Der Rat der Christen und Juden
Vor siebzig Jahren, inmitten einer der finstersten Nächte der Menschheit, kamen Erzbischof William Temple und Oberrabbiner Joseph Hertz zusammen, um eine Kerze der Hoffnung anzuzünden. Eine enorme Anzahl von Juden wurde von den Nazis ermordet und Temple war der Auffassung, dass die Christen Stellung beziehen müssten. Hertz stimmte dem zu, und damit war die erste nationale interreligiöse Organisation in Großbritannien geboren, der Rat der Christen und Juden.
Heute sehen wir die interreligiöse Arbeit als selbstverständlich an und vergessen dabei, welche Hürde in jenen Anfangstagen im Hinblick auf Vorstellungskraft und Mut genommen werden musste.
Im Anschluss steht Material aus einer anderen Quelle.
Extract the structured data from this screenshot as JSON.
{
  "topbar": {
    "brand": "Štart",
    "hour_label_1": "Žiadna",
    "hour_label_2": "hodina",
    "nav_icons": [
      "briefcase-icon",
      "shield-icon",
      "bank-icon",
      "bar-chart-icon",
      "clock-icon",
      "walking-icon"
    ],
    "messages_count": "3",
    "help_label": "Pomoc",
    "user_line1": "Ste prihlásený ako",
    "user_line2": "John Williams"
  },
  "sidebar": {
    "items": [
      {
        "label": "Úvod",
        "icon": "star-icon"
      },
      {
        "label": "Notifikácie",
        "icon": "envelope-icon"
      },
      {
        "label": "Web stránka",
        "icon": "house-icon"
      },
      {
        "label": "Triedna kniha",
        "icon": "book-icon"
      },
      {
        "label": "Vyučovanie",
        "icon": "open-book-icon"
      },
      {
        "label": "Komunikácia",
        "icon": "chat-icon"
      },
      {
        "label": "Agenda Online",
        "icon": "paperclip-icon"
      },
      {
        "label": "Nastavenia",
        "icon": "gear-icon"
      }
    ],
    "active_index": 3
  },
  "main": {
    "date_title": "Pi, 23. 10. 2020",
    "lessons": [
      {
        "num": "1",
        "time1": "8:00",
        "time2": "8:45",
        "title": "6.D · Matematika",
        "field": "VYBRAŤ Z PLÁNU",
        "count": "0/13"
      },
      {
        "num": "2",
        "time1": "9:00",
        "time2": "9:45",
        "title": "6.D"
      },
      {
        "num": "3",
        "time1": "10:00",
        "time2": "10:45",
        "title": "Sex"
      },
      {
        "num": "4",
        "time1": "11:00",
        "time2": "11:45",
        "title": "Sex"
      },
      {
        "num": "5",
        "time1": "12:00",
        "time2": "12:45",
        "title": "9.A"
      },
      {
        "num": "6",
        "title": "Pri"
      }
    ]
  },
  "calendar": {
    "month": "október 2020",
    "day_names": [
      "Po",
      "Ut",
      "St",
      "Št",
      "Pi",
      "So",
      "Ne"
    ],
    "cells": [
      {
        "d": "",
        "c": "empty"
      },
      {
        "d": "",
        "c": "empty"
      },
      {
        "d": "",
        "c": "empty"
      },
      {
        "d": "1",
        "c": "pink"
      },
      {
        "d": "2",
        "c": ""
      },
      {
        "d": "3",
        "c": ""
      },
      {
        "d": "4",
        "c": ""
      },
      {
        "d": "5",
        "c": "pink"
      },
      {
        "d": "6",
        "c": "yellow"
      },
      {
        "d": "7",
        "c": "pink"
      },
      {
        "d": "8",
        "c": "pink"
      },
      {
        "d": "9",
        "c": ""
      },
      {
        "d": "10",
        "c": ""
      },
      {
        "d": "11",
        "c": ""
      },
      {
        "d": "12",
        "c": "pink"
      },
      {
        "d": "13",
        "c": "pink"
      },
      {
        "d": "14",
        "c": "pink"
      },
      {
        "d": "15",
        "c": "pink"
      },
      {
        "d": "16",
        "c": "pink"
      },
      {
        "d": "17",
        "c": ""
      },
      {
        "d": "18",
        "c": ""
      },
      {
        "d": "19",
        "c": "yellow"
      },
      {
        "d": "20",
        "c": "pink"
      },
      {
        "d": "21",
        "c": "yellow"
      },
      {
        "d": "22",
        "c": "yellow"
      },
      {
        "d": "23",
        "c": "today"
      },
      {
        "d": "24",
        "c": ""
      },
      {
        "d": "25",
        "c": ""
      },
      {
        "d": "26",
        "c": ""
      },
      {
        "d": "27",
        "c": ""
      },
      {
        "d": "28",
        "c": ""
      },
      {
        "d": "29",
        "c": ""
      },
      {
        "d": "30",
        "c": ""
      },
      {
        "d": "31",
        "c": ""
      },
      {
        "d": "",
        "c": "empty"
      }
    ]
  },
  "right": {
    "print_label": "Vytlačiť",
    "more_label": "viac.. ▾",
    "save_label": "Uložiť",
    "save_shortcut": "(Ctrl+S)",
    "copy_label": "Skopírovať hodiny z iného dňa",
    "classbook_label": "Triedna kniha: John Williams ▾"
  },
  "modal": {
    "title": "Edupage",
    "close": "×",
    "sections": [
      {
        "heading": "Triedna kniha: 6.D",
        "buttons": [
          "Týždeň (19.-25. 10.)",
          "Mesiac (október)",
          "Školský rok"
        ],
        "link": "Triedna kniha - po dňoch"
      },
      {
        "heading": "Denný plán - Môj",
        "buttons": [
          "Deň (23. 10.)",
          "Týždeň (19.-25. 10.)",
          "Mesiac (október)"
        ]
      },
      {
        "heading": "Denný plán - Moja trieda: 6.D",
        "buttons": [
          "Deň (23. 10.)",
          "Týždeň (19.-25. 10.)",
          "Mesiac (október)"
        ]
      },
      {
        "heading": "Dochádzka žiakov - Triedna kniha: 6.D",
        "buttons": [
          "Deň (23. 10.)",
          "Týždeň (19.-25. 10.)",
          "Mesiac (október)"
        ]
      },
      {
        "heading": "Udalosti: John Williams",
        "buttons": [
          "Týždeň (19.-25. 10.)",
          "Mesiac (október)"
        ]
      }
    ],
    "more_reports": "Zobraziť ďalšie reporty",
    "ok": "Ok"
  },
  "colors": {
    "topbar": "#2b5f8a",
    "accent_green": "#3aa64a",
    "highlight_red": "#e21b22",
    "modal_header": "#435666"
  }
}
In einer Zeitspanne von zweitausend Jahren war die Beziehung zwischen der Kirche und den Juden größtenteils geprägt von einer Feindseligkeit, in deren Verlauf eine ganze Reihe von Wörtern dem Vokabular menschlichen Leidens hinzugefügt werden konnte: Disputation, erzwungene Bekehrung, Inquisition, Ketzerverbrennung, Ghetto, Vertreibung und Pogrom.
Damit Juden und Christen zusammenkommen konnten, mussten beide Seiten tief verwurzelte Verhaltensmuster wie Misstrauen und Angst überwinden. Und dennoch taten sie es. Temple nutzte den BBC World Service für einen Sammelaufruf an die Ungarn Juden zu retten, wo immer sie konnten. Er hielt eine leidenschaftliche Ansprache im House of Lords im Jahre 1943 und sagte, dass die Christen vor den Schranken der Geschichte, der Menschheit und Gott stünden.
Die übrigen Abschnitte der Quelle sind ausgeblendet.